Railmotor is a term which was used by several British railway companies for a lightweight railcar, that is, a railway carriage with a small steam traction unit or diesel or petrol engine integrated into it.
In the earliest days of railways, designers wished to produce a vehicle for passenger carrying that was economical to build and operate on routes where passenger numbers were light. A single coach with its own prime mover was a solution adopted in some cases; this may be thought of as the predecessor to the railcar, a term more associated with the use of internal combustion engines.
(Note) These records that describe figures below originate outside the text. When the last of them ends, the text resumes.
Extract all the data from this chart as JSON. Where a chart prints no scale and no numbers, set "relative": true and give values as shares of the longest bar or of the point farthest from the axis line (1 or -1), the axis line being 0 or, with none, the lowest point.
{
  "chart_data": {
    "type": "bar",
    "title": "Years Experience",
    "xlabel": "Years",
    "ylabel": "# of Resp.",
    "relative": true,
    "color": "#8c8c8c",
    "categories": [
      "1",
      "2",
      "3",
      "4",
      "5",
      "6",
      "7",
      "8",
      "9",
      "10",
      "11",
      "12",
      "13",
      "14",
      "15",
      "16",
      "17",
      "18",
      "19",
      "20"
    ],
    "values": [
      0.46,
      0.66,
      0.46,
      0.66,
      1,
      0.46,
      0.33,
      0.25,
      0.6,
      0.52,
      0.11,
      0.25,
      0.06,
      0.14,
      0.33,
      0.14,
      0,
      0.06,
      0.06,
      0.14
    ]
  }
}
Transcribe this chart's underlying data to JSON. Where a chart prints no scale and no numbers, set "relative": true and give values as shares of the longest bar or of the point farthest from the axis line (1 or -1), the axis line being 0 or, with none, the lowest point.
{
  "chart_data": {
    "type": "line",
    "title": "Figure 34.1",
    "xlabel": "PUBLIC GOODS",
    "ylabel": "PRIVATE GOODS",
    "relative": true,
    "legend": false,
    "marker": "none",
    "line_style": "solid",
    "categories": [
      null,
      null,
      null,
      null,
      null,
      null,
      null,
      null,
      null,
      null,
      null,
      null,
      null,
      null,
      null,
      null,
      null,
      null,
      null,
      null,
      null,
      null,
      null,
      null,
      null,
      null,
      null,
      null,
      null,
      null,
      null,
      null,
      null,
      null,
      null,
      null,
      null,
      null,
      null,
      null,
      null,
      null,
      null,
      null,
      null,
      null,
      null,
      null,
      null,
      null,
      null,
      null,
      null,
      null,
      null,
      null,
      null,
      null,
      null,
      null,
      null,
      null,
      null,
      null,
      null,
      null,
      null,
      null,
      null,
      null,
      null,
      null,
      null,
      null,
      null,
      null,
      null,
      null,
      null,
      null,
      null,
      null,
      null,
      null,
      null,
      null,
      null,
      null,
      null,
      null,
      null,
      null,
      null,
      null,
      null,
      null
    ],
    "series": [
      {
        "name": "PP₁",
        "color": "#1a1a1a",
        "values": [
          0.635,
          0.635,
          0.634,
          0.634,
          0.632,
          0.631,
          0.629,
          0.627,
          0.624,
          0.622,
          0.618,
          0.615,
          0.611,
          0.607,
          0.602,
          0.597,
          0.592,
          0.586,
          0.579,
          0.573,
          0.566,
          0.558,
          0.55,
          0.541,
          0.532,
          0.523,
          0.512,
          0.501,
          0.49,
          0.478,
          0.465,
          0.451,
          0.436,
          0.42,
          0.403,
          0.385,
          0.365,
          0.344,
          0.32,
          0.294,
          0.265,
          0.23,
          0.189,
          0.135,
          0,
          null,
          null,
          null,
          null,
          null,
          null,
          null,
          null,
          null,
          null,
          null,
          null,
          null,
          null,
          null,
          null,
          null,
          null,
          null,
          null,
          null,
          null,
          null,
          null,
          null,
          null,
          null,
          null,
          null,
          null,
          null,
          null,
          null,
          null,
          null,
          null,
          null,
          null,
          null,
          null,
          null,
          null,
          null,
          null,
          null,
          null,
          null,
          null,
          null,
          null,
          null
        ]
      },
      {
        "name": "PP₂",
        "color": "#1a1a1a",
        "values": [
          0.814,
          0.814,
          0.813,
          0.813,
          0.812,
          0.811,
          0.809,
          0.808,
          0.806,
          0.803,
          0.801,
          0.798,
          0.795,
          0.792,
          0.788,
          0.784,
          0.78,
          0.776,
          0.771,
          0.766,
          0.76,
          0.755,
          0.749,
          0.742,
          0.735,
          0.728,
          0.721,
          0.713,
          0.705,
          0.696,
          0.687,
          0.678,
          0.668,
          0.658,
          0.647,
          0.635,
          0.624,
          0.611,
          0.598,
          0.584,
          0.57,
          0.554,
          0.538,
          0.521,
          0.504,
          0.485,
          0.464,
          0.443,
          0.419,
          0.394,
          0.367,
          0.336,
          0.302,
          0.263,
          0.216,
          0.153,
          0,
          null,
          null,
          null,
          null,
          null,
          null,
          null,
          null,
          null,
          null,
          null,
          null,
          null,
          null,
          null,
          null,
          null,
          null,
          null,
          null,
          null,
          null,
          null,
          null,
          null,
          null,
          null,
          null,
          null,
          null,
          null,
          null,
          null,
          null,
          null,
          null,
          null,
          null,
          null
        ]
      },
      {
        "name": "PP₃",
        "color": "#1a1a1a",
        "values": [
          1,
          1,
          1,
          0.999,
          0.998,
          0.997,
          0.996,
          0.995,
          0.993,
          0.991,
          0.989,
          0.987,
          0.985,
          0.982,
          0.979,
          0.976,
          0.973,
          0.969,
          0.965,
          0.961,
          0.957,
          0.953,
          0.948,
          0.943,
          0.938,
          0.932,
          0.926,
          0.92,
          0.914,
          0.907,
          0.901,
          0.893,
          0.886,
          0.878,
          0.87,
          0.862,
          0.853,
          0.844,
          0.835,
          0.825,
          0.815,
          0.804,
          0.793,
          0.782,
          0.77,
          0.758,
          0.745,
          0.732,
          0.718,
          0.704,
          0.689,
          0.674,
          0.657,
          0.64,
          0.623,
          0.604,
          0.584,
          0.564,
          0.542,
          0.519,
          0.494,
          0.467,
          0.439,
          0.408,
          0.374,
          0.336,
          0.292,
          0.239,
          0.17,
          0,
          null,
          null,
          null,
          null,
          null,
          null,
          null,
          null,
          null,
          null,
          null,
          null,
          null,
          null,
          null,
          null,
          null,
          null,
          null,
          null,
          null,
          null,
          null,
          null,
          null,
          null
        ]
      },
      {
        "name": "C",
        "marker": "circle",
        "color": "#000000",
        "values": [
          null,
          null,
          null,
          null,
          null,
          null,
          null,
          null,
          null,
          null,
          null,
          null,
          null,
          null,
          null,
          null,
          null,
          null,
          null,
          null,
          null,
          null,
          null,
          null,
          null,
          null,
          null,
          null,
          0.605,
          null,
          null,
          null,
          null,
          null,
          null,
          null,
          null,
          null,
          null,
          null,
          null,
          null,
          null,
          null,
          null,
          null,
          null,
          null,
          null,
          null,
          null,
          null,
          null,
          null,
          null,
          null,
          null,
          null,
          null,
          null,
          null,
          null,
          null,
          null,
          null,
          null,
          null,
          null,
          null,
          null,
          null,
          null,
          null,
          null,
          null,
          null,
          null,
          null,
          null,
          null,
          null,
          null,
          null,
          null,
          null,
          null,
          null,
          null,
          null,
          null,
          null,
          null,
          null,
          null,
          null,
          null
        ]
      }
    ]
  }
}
In most cases the early designs were unsuccessful technically, but in the early years of the twentieth century, street-running passenger tramways started to use small steam engines to draw tramcars, replacing the customary horse traction. In many cases the tramways soon adopted electric traction instead, and the attractiveness of the cheap and frequent conveyance abstracted business from the railways in urban areas.
The railways responded by opening new stopping places (to serve more closely the new suburban housing) and sought to reduce their operating cost by reintroducing railmotors, which were cheaper to construct.
Nonetheless the railmotors had a number of disadvantages: their frequency, and the closeness of their stopping places, could not match that of the tramcars. The intrinsic compromises in fitting a steam engine inside the limited space available made them mechanically inefficient, and their power was (in most designs) insufficient to handle attached vehicles for parcels or additional coaches at times of exceptional demand such as public holidays; and in nearly all cases they still required a three-man crew (driver, fireman and guard), a significant expense compared with the single crew member of a tramcar.
There were two basic designs:
- A small 0-4-0 or 0-2-2 steam locomotive with one end of a coach hung on it like an articulated lorry.
- A coach with a steam engine built into one end of it. This type would sometimes have a vertical boiler.
These machines were not a great success because they lacked flexibility. Most could haul a single trailer, but no more. This meant they were unable to cope with greater than expected passenger demands – a classic example being busy market days on an otherwise lightly used rural branch line. They were also unable to haul goods wagons, requiring a conventional locomotive to be stationed on the same line in any case for these duties. For this reason, they were largely superseded by push-pull trains and the GWR converted some of their railmotors into autocoaches for this purpose. The South Eastern & Chatham Railway built its P Class of small, light tank locomotives specifically to replace railmotors in the 1900s.
In the late 1920s there was another revival of railmotors with the introduction of new designs from Clayton and Sentinel with high-speed motors and geared drive. The London and North Eastern Railway bought over 80 of them but, again, they were short-lived. Some lasted no more than 10 years and all had been withdrawn by 1947.
The Great Western Society, based at Didcot, has restored a Great Western Railway steam railmotor, built in 1908 to working condition. It regularly operates throughout the summer and has visited other preserved railways in the west country and Wales. It also operated on the mainline between Liskeard and Looe in November 2012.
The heritage Downpatrick and County Down Railway (D&CDR), Northern Ireland, owns an example of a Belfast and County Down Railway railmotor which was converted to an autotrain driving trailer while in service. After withdrawal it was used as private accommodation in a field but has now been restored to working order. The D&CDR also has Great Southern and Western Railway No. 90, which was built in 1875 as a railmotor but had its carriage portion removed in 1915.